Terkini

Menikmati Kicauan

Pagi ini suasana kediamanku lumayan semarak. Selain celoteh puteri kecilku membuka pagi, kicauan burung jalak dan beo yang kupelihara sahut-sahutan di cantelan sangkar sekitar dapur.



Hobi memelihara burung sudah kujalani sejak masa akhir kuliah di Yogya sekitar 2003. Waktu itu, aku kerap berkunjung ke Pasar Burung Ngasem, arah belakang Keraton Ngayogyakarta Hadiningrat.

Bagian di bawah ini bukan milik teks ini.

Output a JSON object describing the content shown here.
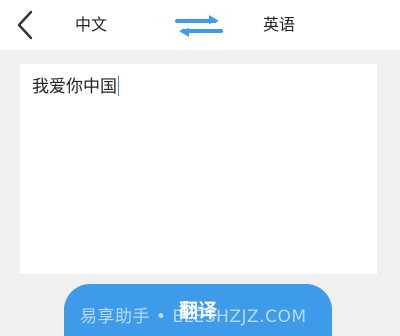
{
  "header": {
    "back_icon": "chevron-left-icon",
    "source_language": "中文",
    "target_language": "英语",
    "swap_icon": "swap-arrows-icon",
    "accent": "#3e9be9"
  },
  "input": {
    "text": "我爱你中国"
  },
  "action": {
    "translate_label": "翻译",
    "color": "#3e9be9"
  },
  "watermark": {
    "text": "易享助手 • ELESHZJZ.COM"
  }
}
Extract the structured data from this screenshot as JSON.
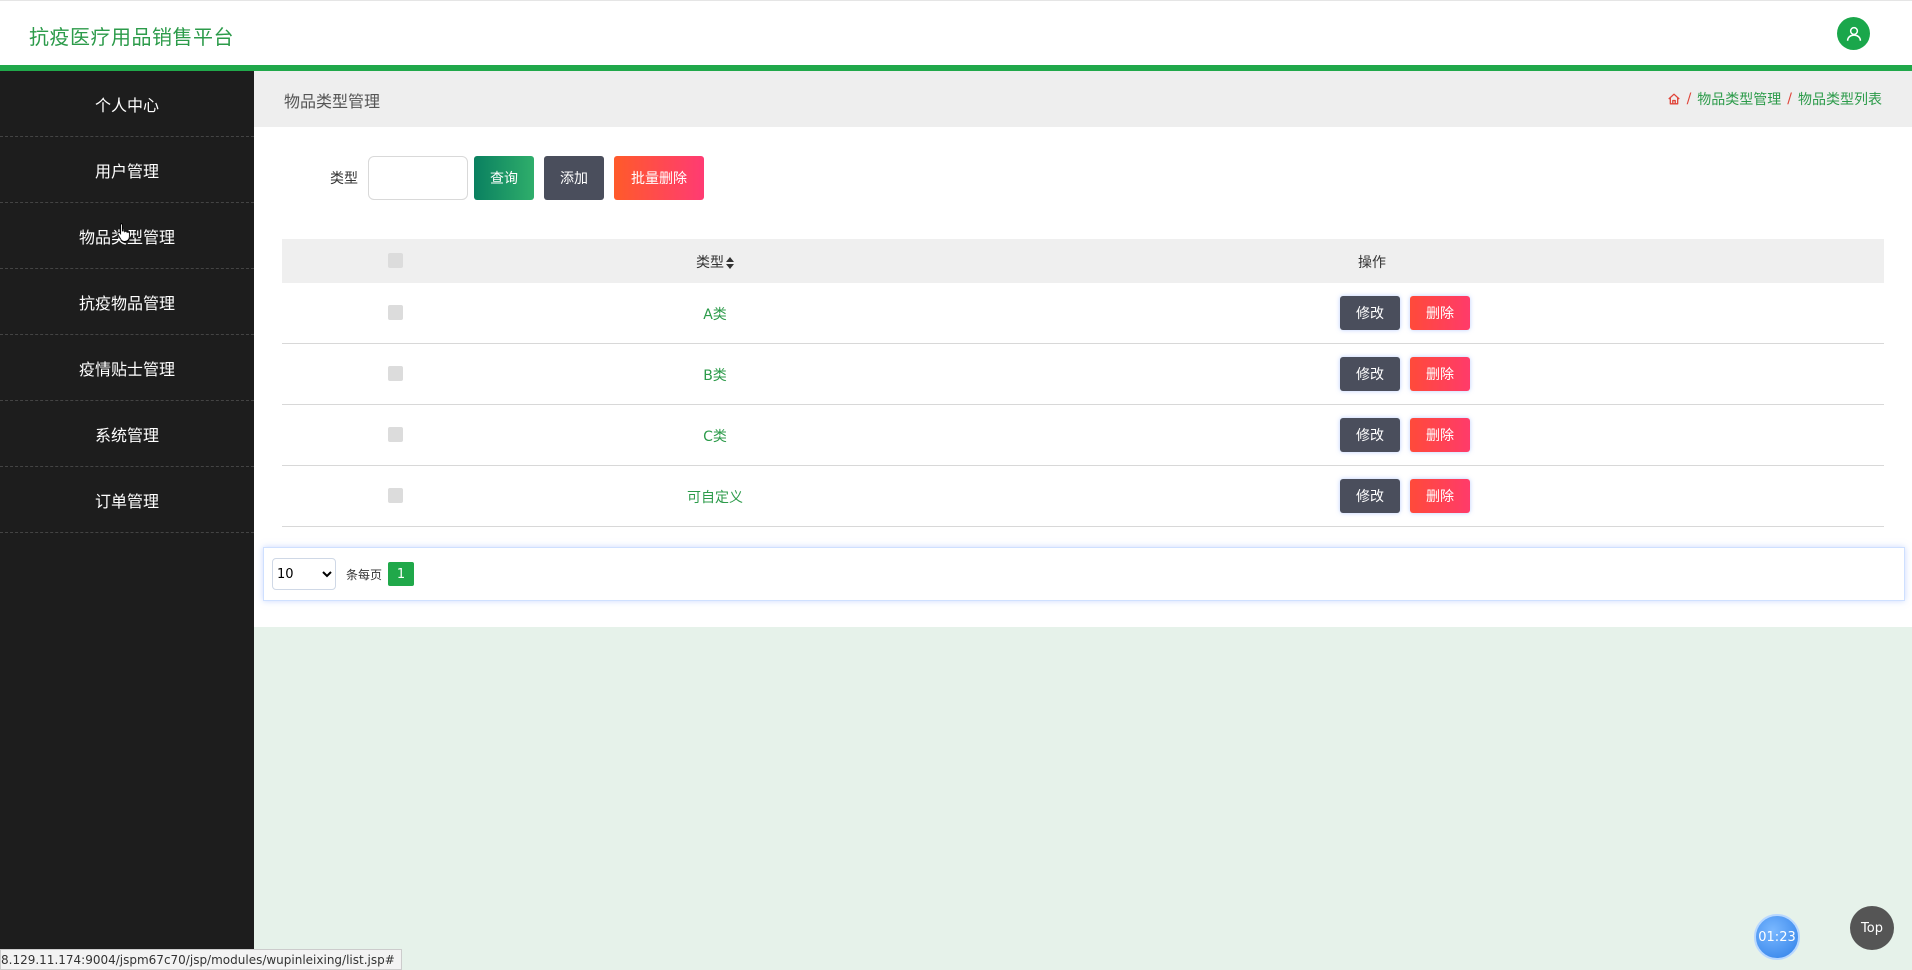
{
  "app": {
    "title": "抗疫医疗用品销售平台"
  },
  "sidebar": {
    "items": [
      {
        "label": "个人中心"
      },
      {
        "label": "用户管理"
      },
      {
        "label": "物品类型管理"
      },
      {
        "label": "抗疫物品管理"
      },
      {
        "label": "疫情贴士管理"
      },
      {
        "label": "系统管理"
      },
      {
        "label": "订单管理"
      }
    ]
  },
  "page": {
    "title": "物品类型管理",
    "breadcrumb": [
      "物品类型管理",
      "物品类型列表"
    ]
  },
  "search": {
    "label": "类型",
    "value": "",
    "query_label": "查询",
    "add_label": "添加",
    "batch_delete_label": "批量删除"
  },
  "table": {
    "headers": {
      "type": "类型",
      "ops": "操作"
    },
    "rows": [
      {
        "type": "A类",
        "edit": "修改",
        "delete": "删除"
      },
      {
        "type": "B类",
        "edit": "修改",
        "delete": "删除"
      },
      {
        "type": "C类",
        "edit": "修改",
        "delete": "删除"
      },
      {
        "type": "可自定义",
        "edit": "修改",
        "delete": "删除"
      }
    ]
  },
  "pager": {
    "page_size": "10",
    "per_page_label": "条每页",
    "current_page": "1"
  },
  "widgets": {
    "timer": "01:23",
    "top": "Top"
  },
  "status": {
    "url": "8.129.11.174:9004/jspm67c70/jsp/modules/wupinleixing/list.jsp#"
  },
  "colors": {
    "accent": "#20a84a",
    "sidebar": "#1d1d1d",
    "danger": "#ff4a3a"
  }
}
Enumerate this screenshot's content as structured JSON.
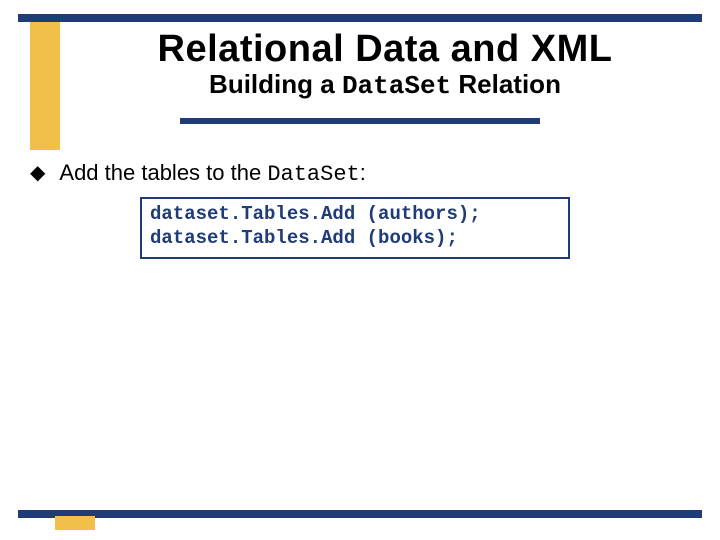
{
  "title": {
    "main": "Relational Data and XML",
    "sub_prefix": "Building a ",
    "sub_code": "DataSet",
    "sub_suffix": " Relation"
  },
  "bullet": {
    "glyph": "◆",
    "text_prefix": "Add the tables to the ",
    "text_code": "DataSet",
    "text_suffix": ":"
  },
  "code": {
    "line1": "dataset.Tables.Add (authors);",
    "line2": "dataset.Tables.Add (books);"
  }
}
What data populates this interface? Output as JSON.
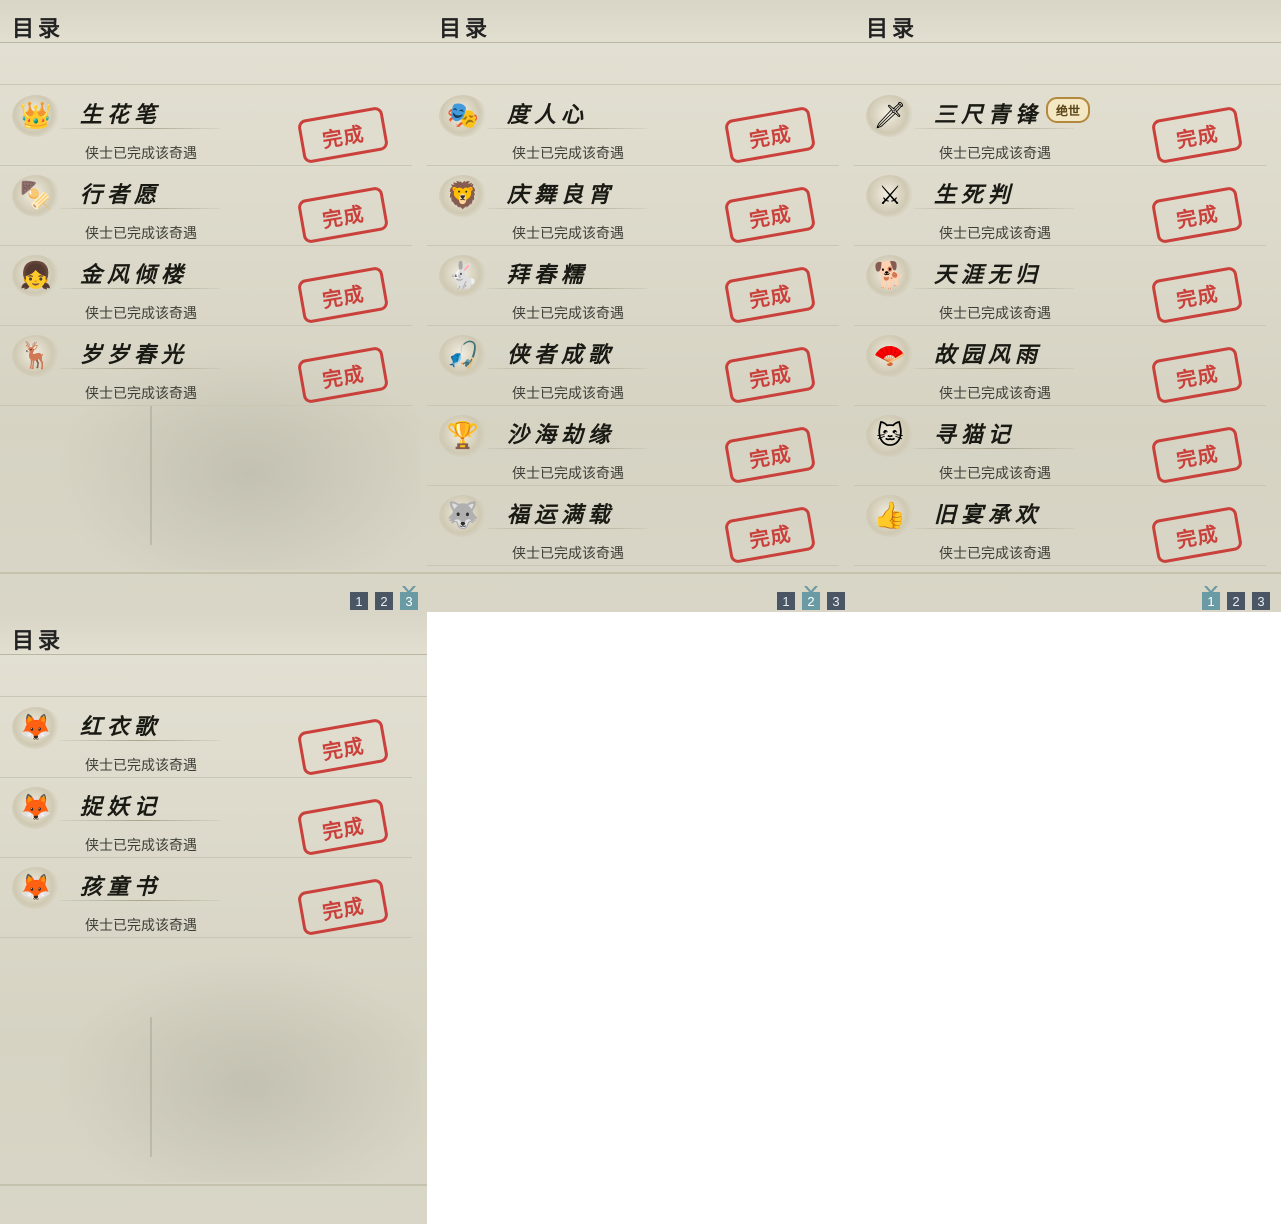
{
  "panels": [
    {
      "title": "目录",
      "items": [
        {
          "icon": "crown-icon",
          "glyph": "👑",
          "name": "生花笔",
          "status": "侠士已完成该奇遇",
          "stamp": "完成"
        },
        {
          "icon": "skewer-icon",
          "glyph": "🍢",
          "name": "行者愿",
          "status": "侠士已完成该奇遇",
          "stamp": "完成"
        },
        {
          "icon": "girl-icon",
          "glyph": "👧",
          "name": "金风倾楼",
          "status": "侠士已完成该奇遇",
          "stamp": "完成"
        },
        {
          "icon": "deer-toy-icon",
          "glyph": "🦌",
          "name": "岁岁春光",
          "status": "侠士已完成该奇遇",
          "stamp": "完成"
        }
      ],
      "pages": [
        "1",
        "2",
        "3"
      ],
      "current_page": "3"
    },
    {
      "title": "目录",
      "items": [
        {
          "icon": "mask-icon",
          "glyph": "🎭",
          "name": "度人心",
          "status": "侠士已完成该奇遇",
          "stamp": "完成"
        },
        {
          "icon": "lion-dance-icon",
          "glyph": "🦁",
          "name": "庆舞良宵",
          "status": "侠士已完成该奇遇",
          "stamp": "完成"
        },
        {
          "icon": "rabbit-icon",
          "glyph": "🐇",
          "name": "拜春糯",
          "status": "侠士已完成该奇遇",
          "stamp": "完成"
        },
        {
          "icon": "fishing-rod-icon",
          "glyph": "🎣",
          "name": "侠者成歌",
          "status": "侠士已完成该奇遇",
          "stamp": "完成"
        },
        {
          "icon": "goblet-icon",
          "glyph": "🏆",
          "name": "沙海劫缘",
          "status": "侠士已完成该奇遇",
          "stamp": "完成"
        },
        {
          "icon": "husky-icon",
          "glyph": "🐺",
          "name": "福运满载",
          "status": "侠士已完成该奇遇",
          "stamp": "完成"
        }
      ],
      "pages": [
        "1",
        "2",
        "3"
      ],
      "current_page": "2"
    },
    {
      "title": "目录",
      "items": [
        {
          "icon": "sword-icon",
          "glyph": "🗡",
          "name": "三尺青锋",
          "status": "侠士已完成该奇遇",
          "stamp": "完成",
          "badge": "绝世"
        },
        {
          "icon": "blade-icon",
          "glyph": "⚔",
          "name": "生死判",
          "status": "侠士已完成该奇遇",
          "stamp": "完成"
        },
        {
          "icon": "dog-icon",
          "glyph": "🐕",
          "name": "天涯无归",
          "status": "侠士已完成该奇遇",
          "stamp": "完成"
        },
        {
          "icon": "fan-icon",
          "glyph": "🪭",
          "name": "故园风雨",
          "status": "侠士已完成该奇遇",
          "stamp": "完成"
        },
        {
          "icon": "cat-icon",
          "glyph": "🐱",
          "name": "寻猫记",
          "status": "侠士已完成该奇遇",
          "stamp": "完成"
        },
        {
          "icon": "thumbs-up-icon",
          "glyph": "👍",
          "name": "旧宴承欢",
          "status": "侠士已完成该奇遇",
          "stamp": "完成"
        }
      ],
      "pages": [
        "1",
        "2",
        "3"
      ],
      "current_page": "1"
    },
    {
      "title": "目录",
      "items": [
        {
          "icon": "fox-icon",
          "glyph": "🦊",
          "name": "红衣歌",
          "status": "侠士已完成该奇遇",
          "stamp": "完成"
        },
        {
          "icon": "fox-icon",
          "glyph": "🦊",
          "name": "捉妖记",
          "status": "侠士已完成该奇遇",
          "stamp": "完成"
        },
        {
          "icon": "fox-icon",
          "glyph": "🦊",
          "name": "孩童书",
          "status": "侠士已完成该奇遇",
          "stamp": "完成"
        }
      ]
    }
  ]
}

Hobi ini tetap berlanjut setelah aku pulang ke kampung halaman, Kalimantan. Entah mengapa, sejak saat itu, peliharaan favoritku burung jalak hitam. Mungkin karena harganya relatif murah, tidak pilih-pilih umpan, dan postur tubuhnya yang gagah.

Meski kicauannya tak tergolong istimewa, yang aku suka dari suara jalak yakni ketukan dan tembakan suara yang susul menyusul, dipadu semacam siulan yang melengking.

Kalau bicara hobi burung, tentu tak akan nyambung dengan orang yang tak punya hobi yang sama. Aku hanya ingin menghadirkan sedikit nuansa alami di kediaman perkotaan yang kerap melupakan harmoni yang natural.